The event includes various workshops, tours and culinary events inviting the public to farms across the area to highlight the stories of women in agriculture.

“We aim to amplify and celebrate the stories of women farmers successfully running a diversity of businesses and prioritizing local communities and hopefully inspire younger women to consider careers in agriculture,” Kivirist said.

Kivirist feels that women bring a different take on agricultural collaboration and innovation than men have been able to do thus far.

“With the overall decline in the number of farmers, we need more new farmers, period,” Kivirist said. “Women in particular bring a collaborative and community-minded mission to their farm operations, incorporating innovation and new approaches to feeding our communities and stewarding our Wisconsin landscape.”

Last fall, FarmHer, an organization working to create a dialogue between female farmers around the U.S., visited UW-Madison in an event to showcase the opportunities for young women in agriculture and connect them with agricultural professionals.

For Lexi Marek, communication manager for FarmHer Inc., this was the reason she joined the organization.

“I started these events as an intern for FarmHer because I thought that connecting with professionals as a student would be helpful for my future and if I thought that, I was sure my peers would benefit from it as well,” Marek said.

FarmHer connects women farmers by sharing photographs and stories whether it be at a public event, on the farm or written in a blog.

“FarmHer shines a light on women in agriculture,” Marek said. “By reminding women that they are important in the industry and updating the image to include everyone that is actually involved, it makes the gender differences less of a challenge and continues to make women in agriculture the norm.”

In discussion on the opportunities women have in the industry, Marek expressed apprehension on the current perception of the all-American male farmer.

“There have always been opportunities for women in agriculture and there have always been women in agriculture, yet when most people think of farming, they usually think of men,” Marek said.

The Association of Women in Agriculture shares similar goals, especially looking at a place for women in agricultural fields.

“On campus AWA provides a opportunity for 90 women who all have an interest or liking for agriculture and the agriculture industry to meet people with similar interests,” Sara Griswold, the president of AWA.

AWA is a UW-Madison organization that centers around three key pillars — professionalism, social activities and service to connect students closer with agricultural professionals and careers.

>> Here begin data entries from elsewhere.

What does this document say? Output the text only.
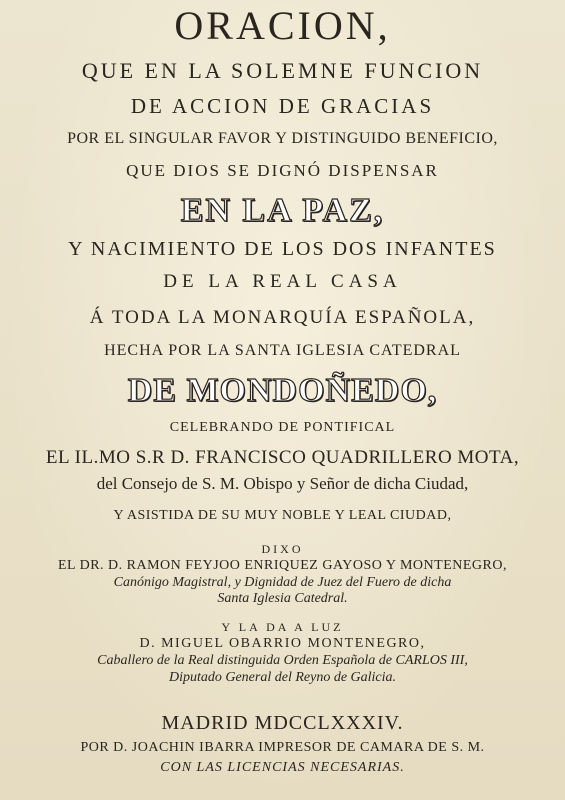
ORACION,
QUE EN LA SOLEMNE FUNCION
DE ACCION DE GRACIAS
POR EL SINGULAR FAVOR Y DISTINGUIDO BENEFICIO,
QUE DIOS SE DIGNÓ DISPENSAR
EN LA PAZ,
Y NACIMIENTO DE LOS DOS INFANTES
DE LA REAL CASA
Á TODA LA MONARQUÍA ESPAÑOLA,
HECHA POR LA SANTA IGLESIA CATEDRAL
DE MONDOÑEDO,
CELEBRANDO DE PONTIFICAL
EL IL.MO S.R D. FRANCISCO QUADRILLERO MOTA,
del Consejo de S. M. Obispo y Señor de dicha Ciudad,
Y ASISTIDA DE SU MUY NOBLE Y LEAL CIUDAD,
DIXO
EL DR. D. RAMON FEYJOO ENRIQUEZ GAYOSO Y MONTENEGRO,
Canónigo Magistral, y Dignidad de Juez del Fuero de dicha
Santa Iglesia Catedral.
Y LA DA A LUZ
D. MIGUEL OBARRIO MONTENEGRO,
Caballero de la Real distinguida Orden Española de CARLOS III,
Diputado General del Reyno de Galicia.
MADRID MDCCLXXXIV.
POR D. JOACHIN IBARRA IMPRESOR DE CAMARA DE S. M.
CON LAS LICENCIAS NECESARIAS.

AWA helps members prepare for work in agricultural fields and improves communication between women and agricultural professionals, according to Griswold. The organization also provides housing on campus, scholarships and employment assistance for its members.

According to Mariah Martin, the vice president of the AWA, the opportunities to learn more about prospective career paths and programs becomes more specialized for women.

“Now more than ever, women are encouraged to have careers in agriculture, and are provided countless opportunities through professional development, education and careers,” Matzke said.

With the small amount of women farmers around the U.S., it’s important to Kivirist that they are able to interact with the aim of helping people connect with how their food is grown.

“It can be extremely isolating to be a woman farmer,” Kivirist said. “It helps so much to connect with and get to know other female growers in the area that share your priorities for growing our local food system and land conservation.”